A debt-ceiling deal is just the start What may be underappreciated is that reaching it is the relatively easy part—there isn’t much on the policy menu to negotiate, Cowen & Co. observes. The much harder part will be winning majority approval in the House, where polar opposites—the GOP Freedom Caucus and progressive Dems—are likely to find little to like from their perspectives. In 2011, S&P didn’t downgrade U.S. debt until 5 days after a deal was struck. Most of the S&P’s decline was afterward, too.
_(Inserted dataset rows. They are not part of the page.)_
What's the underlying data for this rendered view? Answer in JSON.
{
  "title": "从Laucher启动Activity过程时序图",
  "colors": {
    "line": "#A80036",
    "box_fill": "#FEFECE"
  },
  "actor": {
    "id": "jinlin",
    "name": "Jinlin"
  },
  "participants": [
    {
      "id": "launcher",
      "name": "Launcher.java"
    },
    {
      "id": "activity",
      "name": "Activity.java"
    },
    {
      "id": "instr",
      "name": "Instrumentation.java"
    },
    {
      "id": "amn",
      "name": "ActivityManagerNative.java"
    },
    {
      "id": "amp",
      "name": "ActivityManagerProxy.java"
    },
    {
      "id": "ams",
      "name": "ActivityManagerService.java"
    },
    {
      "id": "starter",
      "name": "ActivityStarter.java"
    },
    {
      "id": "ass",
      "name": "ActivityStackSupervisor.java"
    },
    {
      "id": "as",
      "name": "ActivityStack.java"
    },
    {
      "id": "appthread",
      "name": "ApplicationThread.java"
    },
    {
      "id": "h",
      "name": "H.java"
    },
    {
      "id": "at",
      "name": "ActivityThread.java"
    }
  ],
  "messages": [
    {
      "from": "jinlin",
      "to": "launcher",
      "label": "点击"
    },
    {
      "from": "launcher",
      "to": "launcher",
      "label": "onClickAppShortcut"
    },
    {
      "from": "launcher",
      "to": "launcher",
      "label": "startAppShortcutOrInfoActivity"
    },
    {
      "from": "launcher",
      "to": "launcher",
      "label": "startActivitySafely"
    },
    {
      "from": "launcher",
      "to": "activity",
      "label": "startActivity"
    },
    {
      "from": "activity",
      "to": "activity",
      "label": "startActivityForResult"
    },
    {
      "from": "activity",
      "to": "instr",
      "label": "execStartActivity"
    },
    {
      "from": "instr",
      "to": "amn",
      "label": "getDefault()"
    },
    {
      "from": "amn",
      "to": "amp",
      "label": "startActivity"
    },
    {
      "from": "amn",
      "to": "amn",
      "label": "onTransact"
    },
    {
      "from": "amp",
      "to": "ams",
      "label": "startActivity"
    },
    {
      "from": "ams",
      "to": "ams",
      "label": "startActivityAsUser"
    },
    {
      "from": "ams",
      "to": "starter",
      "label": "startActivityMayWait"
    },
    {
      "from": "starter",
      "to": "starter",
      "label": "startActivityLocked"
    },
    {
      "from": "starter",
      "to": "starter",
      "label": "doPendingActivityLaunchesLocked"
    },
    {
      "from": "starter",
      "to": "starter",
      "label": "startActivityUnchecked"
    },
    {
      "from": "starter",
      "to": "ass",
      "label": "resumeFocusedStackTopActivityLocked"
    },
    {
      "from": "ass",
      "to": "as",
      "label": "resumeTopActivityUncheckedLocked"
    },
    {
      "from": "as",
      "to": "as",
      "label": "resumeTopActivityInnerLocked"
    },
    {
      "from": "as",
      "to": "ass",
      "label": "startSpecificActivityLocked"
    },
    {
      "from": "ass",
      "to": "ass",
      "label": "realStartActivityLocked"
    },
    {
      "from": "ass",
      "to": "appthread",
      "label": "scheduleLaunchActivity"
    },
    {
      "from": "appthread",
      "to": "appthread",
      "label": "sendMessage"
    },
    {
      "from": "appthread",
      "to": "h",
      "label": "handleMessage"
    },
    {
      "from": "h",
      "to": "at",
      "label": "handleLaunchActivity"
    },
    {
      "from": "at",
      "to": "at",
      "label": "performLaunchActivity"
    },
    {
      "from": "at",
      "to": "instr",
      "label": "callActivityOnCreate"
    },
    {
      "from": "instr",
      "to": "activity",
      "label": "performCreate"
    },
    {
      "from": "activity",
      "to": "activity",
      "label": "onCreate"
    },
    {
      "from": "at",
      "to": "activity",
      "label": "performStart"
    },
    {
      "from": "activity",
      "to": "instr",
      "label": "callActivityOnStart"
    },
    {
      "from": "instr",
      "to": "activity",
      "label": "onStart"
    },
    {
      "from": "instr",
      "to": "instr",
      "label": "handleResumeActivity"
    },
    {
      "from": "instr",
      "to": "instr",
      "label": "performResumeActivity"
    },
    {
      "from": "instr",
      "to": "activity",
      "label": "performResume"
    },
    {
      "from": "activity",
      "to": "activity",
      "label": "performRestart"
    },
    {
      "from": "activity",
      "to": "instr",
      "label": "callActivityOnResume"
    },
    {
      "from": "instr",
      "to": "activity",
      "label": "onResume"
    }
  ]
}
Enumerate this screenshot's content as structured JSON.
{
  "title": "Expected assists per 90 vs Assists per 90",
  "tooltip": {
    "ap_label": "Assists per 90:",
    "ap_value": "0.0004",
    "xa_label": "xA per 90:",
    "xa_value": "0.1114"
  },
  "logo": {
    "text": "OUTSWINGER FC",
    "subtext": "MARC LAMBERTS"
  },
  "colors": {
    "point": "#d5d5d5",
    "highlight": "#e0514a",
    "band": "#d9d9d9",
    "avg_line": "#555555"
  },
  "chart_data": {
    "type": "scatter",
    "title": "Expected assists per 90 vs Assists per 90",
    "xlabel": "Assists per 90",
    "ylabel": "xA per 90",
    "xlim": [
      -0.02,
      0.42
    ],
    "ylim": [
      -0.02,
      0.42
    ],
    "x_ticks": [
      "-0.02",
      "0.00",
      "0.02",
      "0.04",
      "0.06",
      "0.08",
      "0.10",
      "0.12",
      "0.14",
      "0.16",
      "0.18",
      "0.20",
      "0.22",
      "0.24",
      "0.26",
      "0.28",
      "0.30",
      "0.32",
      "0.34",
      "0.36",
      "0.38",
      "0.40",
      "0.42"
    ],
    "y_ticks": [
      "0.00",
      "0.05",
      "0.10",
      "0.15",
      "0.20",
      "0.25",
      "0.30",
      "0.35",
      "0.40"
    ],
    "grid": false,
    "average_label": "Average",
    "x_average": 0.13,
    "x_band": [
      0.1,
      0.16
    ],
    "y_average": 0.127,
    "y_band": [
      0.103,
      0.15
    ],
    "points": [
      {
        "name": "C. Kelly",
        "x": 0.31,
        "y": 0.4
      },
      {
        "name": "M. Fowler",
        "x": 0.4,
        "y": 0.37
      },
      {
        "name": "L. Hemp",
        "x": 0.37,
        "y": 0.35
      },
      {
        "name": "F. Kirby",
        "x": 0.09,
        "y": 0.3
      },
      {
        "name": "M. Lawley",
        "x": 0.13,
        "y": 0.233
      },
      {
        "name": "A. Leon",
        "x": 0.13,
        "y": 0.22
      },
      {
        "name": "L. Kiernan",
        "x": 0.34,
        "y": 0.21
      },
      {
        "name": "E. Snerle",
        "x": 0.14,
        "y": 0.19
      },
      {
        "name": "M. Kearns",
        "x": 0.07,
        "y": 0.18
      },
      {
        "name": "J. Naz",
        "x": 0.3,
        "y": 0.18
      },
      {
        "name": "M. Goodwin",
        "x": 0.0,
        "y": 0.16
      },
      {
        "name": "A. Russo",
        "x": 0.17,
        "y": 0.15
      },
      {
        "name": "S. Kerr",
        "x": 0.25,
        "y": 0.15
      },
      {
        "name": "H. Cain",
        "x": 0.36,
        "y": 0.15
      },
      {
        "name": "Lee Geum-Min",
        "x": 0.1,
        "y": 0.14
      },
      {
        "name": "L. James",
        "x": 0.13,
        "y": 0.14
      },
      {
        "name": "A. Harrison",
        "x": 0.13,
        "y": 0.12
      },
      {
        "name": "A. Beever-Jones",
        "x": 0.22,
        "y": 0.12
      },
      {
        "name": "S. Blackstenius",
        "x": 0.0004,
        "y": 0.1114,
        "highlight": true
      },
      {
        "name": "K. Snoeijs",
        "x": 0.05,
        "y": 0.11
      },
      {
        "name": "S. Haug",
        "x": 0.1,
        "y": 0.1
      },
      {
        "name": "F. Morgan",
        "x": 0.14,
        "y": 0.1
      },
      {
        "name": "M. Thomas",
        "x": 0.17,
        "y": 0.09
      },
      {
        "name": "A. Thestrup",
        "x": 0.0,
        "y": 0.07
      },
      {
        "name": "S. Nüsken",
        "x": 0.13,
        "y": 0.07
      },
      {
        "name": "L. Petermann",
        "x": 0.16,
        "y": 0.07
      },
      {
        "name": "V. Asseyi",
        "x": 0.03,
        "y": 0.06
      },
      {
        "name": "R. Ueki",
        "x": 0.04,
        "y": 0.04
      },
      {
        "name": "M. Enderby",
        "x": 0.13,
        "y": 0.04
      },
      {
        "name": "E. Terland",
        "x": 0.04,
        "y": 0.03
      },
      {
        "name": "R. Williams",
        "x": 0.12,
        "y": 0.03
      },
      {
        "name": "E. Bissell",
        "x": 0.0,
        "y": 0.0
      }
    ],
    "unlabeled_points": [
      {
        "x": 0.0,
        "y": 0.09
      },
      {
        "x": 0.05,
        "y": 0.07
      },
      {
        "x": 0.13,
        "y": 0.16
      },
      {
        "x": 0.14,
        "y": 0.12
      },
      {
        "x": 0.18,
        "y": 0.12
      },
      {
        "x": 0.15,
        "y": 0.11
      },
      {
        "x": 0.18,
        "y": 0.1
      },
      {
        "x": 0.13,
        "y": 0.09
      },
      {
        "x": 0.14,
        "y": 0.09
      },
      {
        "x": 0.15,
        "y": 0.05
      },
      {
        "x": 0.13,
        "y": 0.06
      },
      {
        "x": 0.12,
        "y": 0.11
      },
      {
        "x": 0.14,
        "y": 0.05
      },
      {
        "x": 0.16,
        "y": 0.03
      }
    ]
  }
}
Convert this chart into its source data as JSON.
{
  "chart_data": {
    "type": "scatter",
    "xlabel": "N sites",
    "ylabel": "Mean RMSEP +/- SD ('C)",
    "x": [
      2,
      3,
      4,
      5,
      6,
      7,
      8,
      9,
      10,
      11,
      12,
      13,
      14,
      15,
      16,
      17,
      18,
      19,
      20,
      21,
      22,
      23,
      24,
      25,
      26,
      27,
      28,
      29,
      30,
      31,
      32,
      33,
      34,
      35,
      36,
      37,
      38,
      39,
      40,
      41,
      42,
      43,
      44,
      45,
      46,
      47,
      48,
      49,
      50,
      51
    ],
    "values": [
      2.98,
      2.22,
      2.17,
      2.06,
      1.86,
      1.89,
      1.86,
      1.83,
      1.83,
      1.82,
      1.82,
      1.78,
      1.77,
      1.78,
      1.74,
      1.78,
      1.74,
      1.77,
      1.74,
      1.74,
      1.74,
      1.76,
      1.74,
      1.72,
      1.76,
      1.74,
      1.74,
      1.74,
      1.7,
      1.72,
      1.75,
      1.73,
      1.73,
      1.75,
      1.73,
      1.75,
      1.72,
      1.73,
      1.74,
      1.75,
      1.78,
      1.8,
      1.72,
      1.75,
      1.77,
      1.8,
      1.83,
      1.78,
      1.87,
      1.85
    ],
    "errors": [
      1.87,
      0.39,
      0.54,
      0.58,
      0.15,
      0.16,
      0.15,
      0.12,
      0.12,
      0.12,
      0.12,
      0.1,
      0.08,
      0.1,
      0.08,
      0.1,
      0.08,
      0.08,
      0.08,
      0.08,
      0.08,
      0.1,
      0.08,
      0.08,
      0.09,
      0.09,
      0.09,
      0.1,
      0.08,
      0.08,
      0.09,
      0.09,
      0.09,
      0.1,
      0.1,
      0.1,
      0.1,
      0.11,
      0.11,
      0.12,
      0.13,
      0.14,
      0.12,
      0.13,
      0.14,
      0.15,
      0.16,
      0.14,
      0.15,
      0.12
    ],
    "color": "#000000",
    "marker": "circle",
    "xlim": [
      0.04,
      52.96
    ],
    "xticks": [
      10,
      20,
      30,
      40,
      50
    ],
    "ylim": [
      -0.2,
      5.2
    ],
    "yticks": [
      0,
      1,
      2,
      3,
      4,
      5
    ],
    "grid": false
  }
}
The last word on Q1 earnings season FactSet data showed an average stock price increase of 0.5% among companies that reported positive earnings surprises in Q1, half the 5-year average of 1%. The market response to earnings disappointments was much harsher, with an average price decline of 3.8% vs. the 5-year average of -2.2% for companies that reported negative surprises.
If wishes were horses, beggars would ride If the fuel cost for cars decreased at the same rate as semiconductor chips (they’re 60k times cheaper than the first processor ever made), gasoline would only cost 4 cents a gallon.